I thought I understood at the time but I’ve forgotten and I think I was taught a trick to differentiate, that I didn’t really understand.


(Marc Cooper) #19

calculus made easy

Take y = x^2. If x grows, x^2 grows. And if x^2 grows, then y grows. So, let x grow a little bit bigger and become x + dx. It follows that y will grow a bit bigger and become y + dy.

So, we have:

y + dy = (x + dx)^2

y + dy = x2 + 2x·dx + (dx)^2

But y = x^2 and (dx)^2 is effectively zero, so:

dy = 2x·dx 

Or

dy/dx = 2x

And we can prove, in general, that for:

y = x^n

then

dy/dx = nx^(n−1)

That’s half of calculus in a nutshell. Of course, the formulae get more complicated, but we can use computers to do the mechanical solving these days.

The thing that gets left out. The thing that really matters, imo, is what dy/dx means.

When dy/dx = 0, then it’s a horizontal line. It’s a local minima. It’s a change of behaviour (when applied to physical systems). And it’s something that can be calculated for. dy/dx is interesting. Pretty much always.

Everyone knows about dark matter these days. The way we solve for dark matter is based on the flat (dy/dx = 0) rotational velocity graph of galaxies

When dy/dx = 1, then the x and y are growing 1:1. It’s the tipping point.

When dy/dx starts getting big, then things are starting to run away. Like the GBP after Brexit.

Another way to think of calculus is from a system’s behaviour and how its function might look to create the observed behaviour.

I think it’s pretty cool that Newton’s ideas are being used to further our understanding of machine learning. I wonder what he’d make of it.


(Andy Wootton) #20

Thanks but I think that’s my problem: “And we can prove, in general, that for…”. Noone ever did prove it. I was just given it as a rule to follow, along with ‘look at an integral and it will be obvious what it was differentiated from’ as my method of integrating and “that will be good enough for A level”, as though there was more that I wasn’t being told. I learned but I didn’t understand, leaving me feeling that I was using a dodgy heuristic.

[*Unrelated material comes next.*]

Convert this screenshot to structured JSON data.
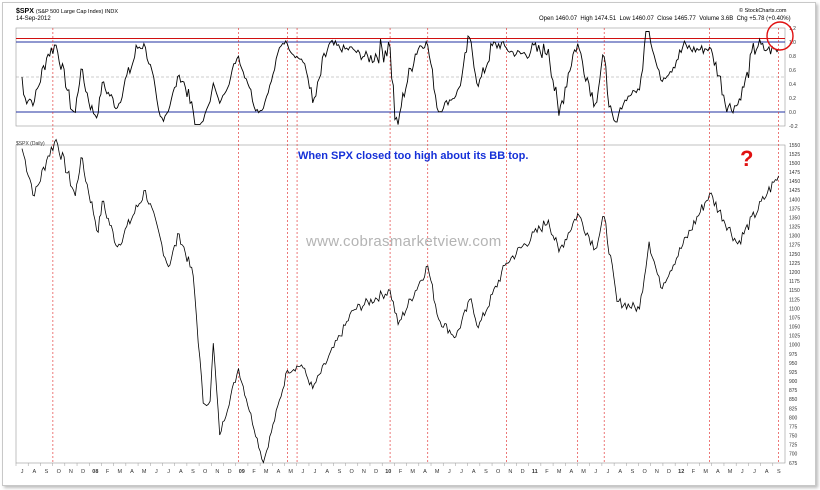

I probably didn’t care at the time that I hadn’t seen a proof but physics education makes you very nervous about accepting things you haven’t really understood, even after you’ve forgotten most of it :grinning:

Your explanation of local minima was better than Edexcel’s. I think they described it as “maximum rate of change” which was true for the one function they showed but I could see wouldn’t be for a function with ‘a knee’. I don’t think you should ever lie to children.